Однако для того, чтобы вернуться к матери “по плоти”, постыдно ссориться и с приемной, доброту которой Русский Экзархат видел более семидесяти лет. Ибо Константинополь, дав ему каноническую защиту, никогда не посягал на внутренние его дела. К “первой любви” (см.Откр.2,4) не возвращаются со словами: “прогони эту от меня вон и запри дверь за нею”. Митрополичий округ, если он будет когда-нибудь создан, должен родиться не из ссоры, но при найденном согласном решении Вселенского и Московского Патриархов. И уж, конечно, чаемое единство никак не следует искать за счет новых расколов или выхватывания приходов по одному. Чтобы стать действенным, оно должно быть делом всей епархии.
Таковы “посильные соображения”, которые на сегодняшний день скорее всего окажутся бессильными, но не пригодятся ли они завтра?
Апрель 2003
Сноски:
* Реакции на Послание Московского Патриарха см. также в газете “НГ-Религии”от 6 августа 2003 г.: в статье Михаила Соллогуба “Мы пребываем в полном единстве в вере и таинствах с православной церковью в России…” (http://religion.ng.ru/politic/2003-08-06/5_sollogub.html), в интервью с Глебом Раром “Создание митрополичьего округа в западной европе — очень своевременный шаг” (http://religion.ng.ru/politic/2003-08-06/5_rar.html), а также в интервью с митрополитом Минским и Слуцким Филаретом “Воспитание веры” (http://religion.ng.ru/people/2003-08-06/1_vera.html).

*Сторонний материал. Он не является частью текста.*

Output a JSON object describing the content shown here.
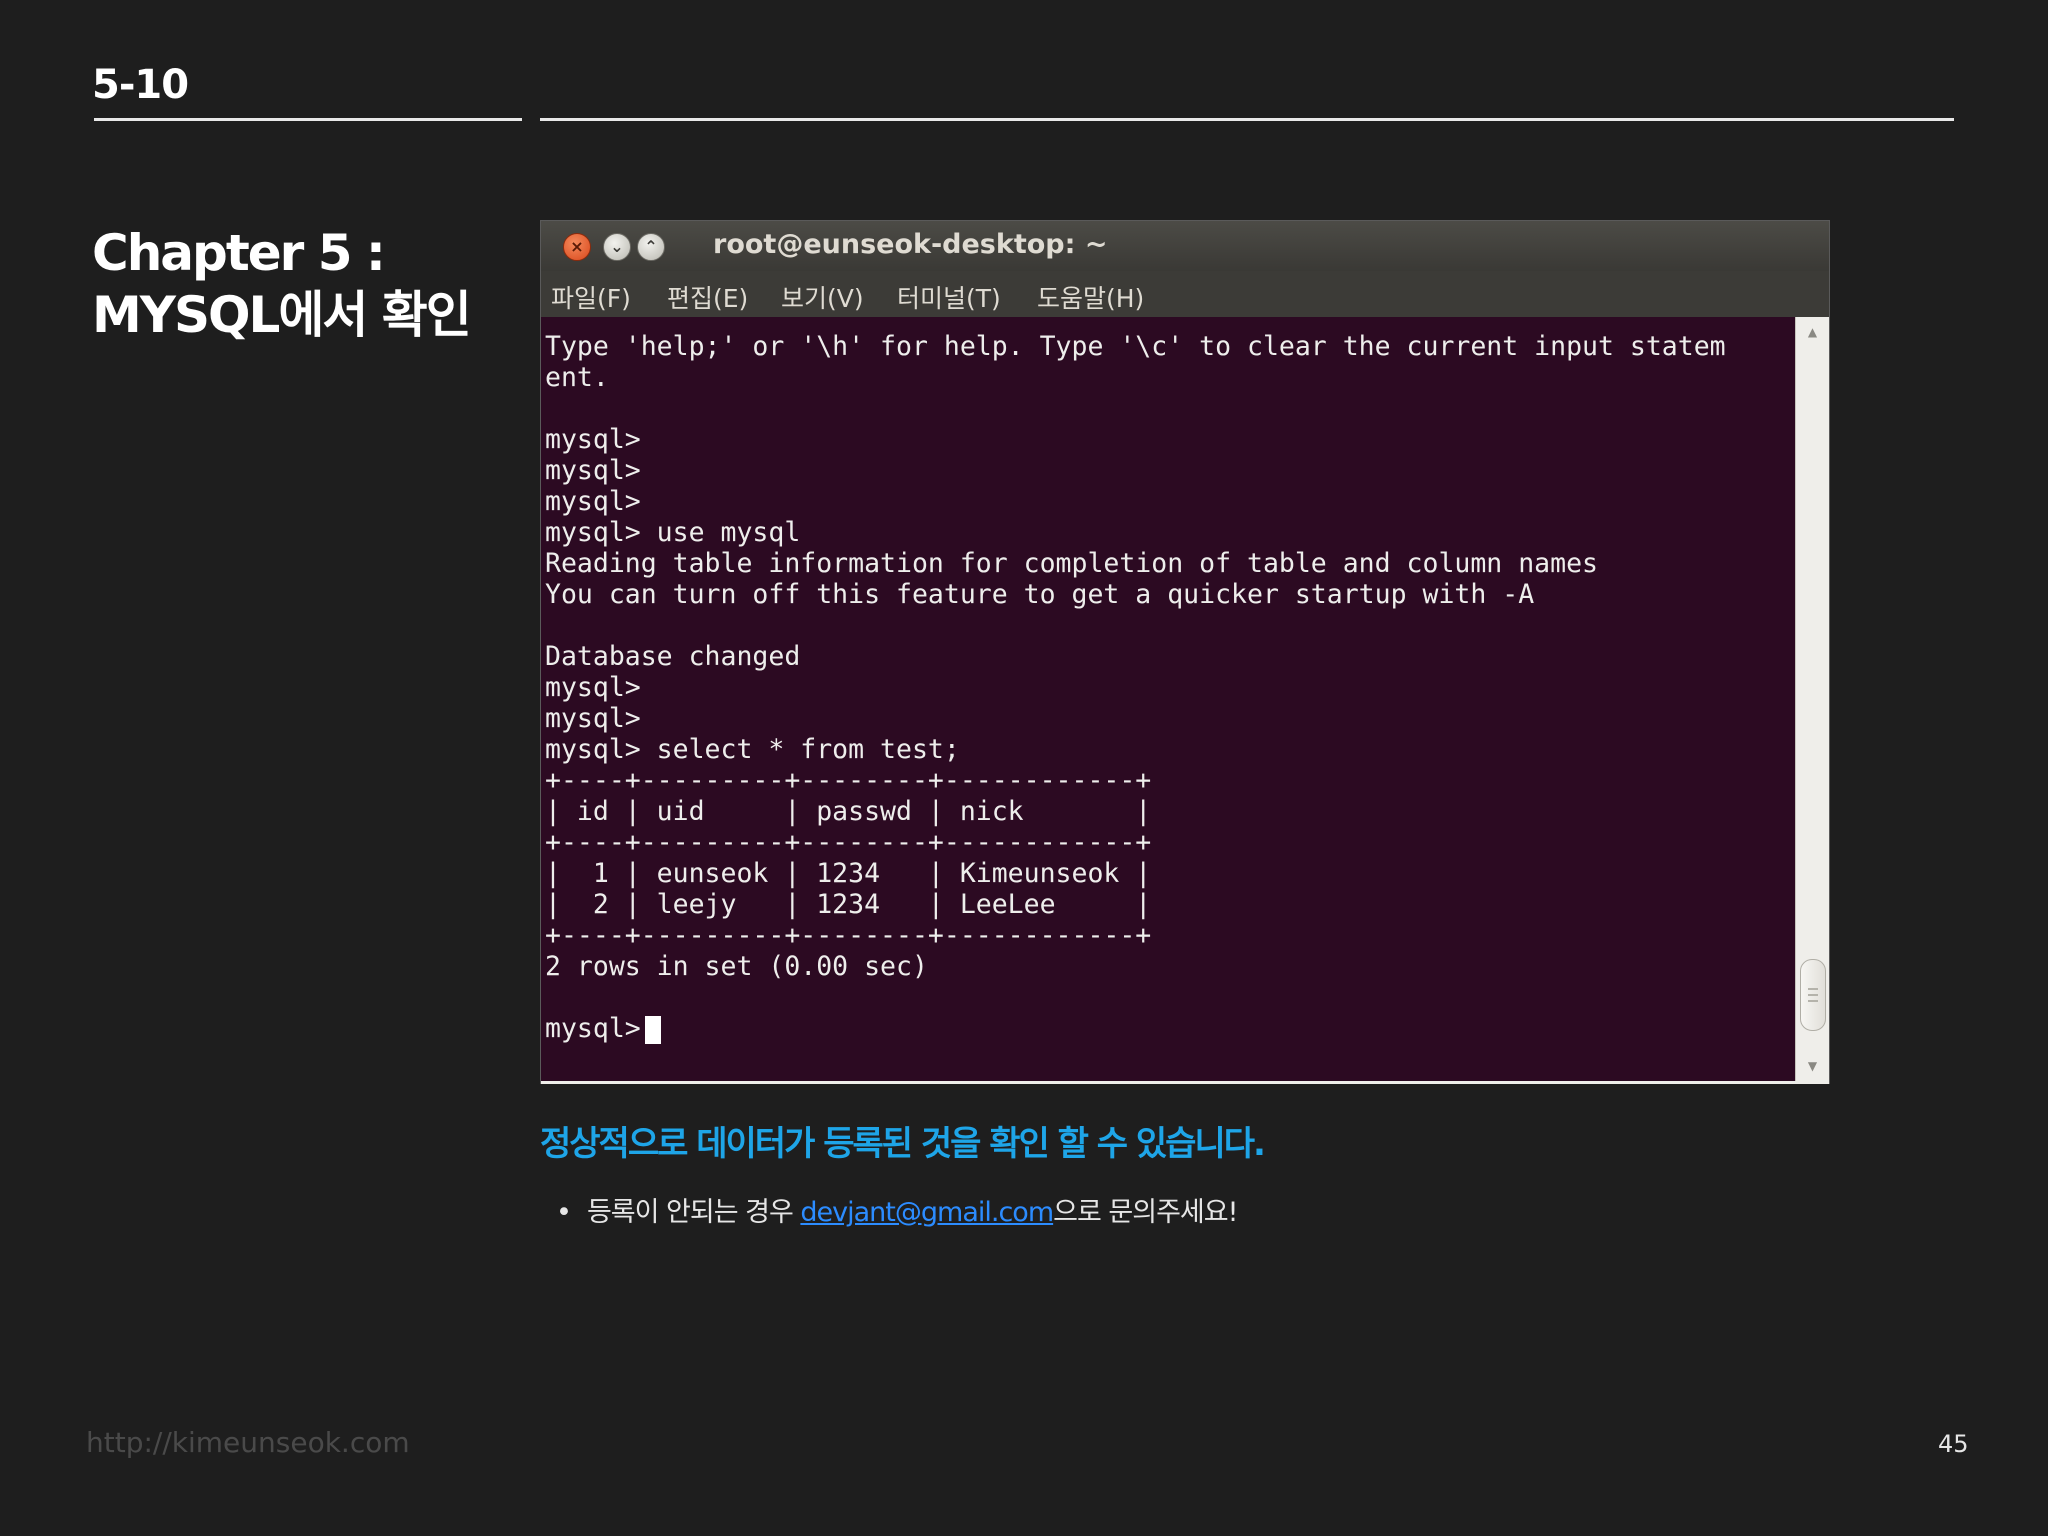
{
  "header": {
    "section_number": "5-10"
  },
  "chapter": {
    "line1": "Chapter 5 :",
    "line2": "MYSQL에서 확인"
  },
  "terminal": {
    "title": "root@eunseok-desktop: ~",
    "window_buttons": {
      "close": "×",
      "minimize": "⌄",
      "maximize": "⌃"
    },
    "menu": [
      "파일(F)",
      "편집(E)",
      "보기(V)",
      "터미널(T)",
      "도움말(H)"
    ],
    "lines": [
      "Type 'help;' or '\\h' for help. Type '\\c' to clear the current input statem",
      "ent.",
      "",
      "mysql>",
      "mysql>",
      "mysql>",
      "mysql> use mysql",
      "Reading table information for completion of table and column names",
      "You can turn off this feature to get a quicker startup with -A",
      "",
      "Database changed",
      "mysql>",
      "mysql>",
      "mysql> select * from test;",
      "+----+---------+--------+------------+",
      "| id | uid     | passwd | nick       |",
      "+----+---------+--------+------------+",
      "|  1 | eunseok | 1234   | Kimeunseok |",
      "|  2 | leejy   | 1234   | LeeLee     |",
      "+----+---------+--------+------------+",
      "2 rows in set (0.00 sec)",
      ""
    ],
    "prompt": "mysql>",
    "table": {
      "headers": [
        "id",
        "uid",
        "passwd",
        "nick"
      ],
      "rows": [
        [
          "1",
          "eunseok",
          "1234",
          "Kimeunseok"
        ],
        [
          "2",
          "leejy",
          "1234",
          "LeeLee"
        ]
      ]
    },
    "scrollbar": {
      "up_arrow": "▲",
      "down_arrow": "▼"
    }
  },
  "caption": "정상적으로 데이터가 등록된 것을 확인 할 수 있습니다.",
  "note": {
    "bullet": "•",
    "prefix": "등록이 안되는 경우 ",
    "email": "devjant@gmail.com",
    "suffix": "으로 문의주세요!"
  },
  "footer": {
    "url": "http://kimeunseok.com",
    "page_number": "45"
  },
  "colors": {
    "background": "#1e1e1e",
    "terminal_bg": "#2c0a22",
    "caption": "#1ea5e8",
    "link": "#2c8cff"
  }
}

* Подробнее об этом — в статье А.Кырлежева “Проблемы церковного устройства современного православия”
* Имеется в виду выражение из Послания (Декларации) митрополита Сергия (Страгородского) от 29 июля 1927 года, в котором, в частности, присутствует фраза, ставшая камнем преткновения для многих эмигрантов: “Мы хотим быть православными и в то же время сознавать Советский Союз нашей гражданской родиной, радости и успехи которой — наши радости и успехи, а неудачи — наши неудачи”.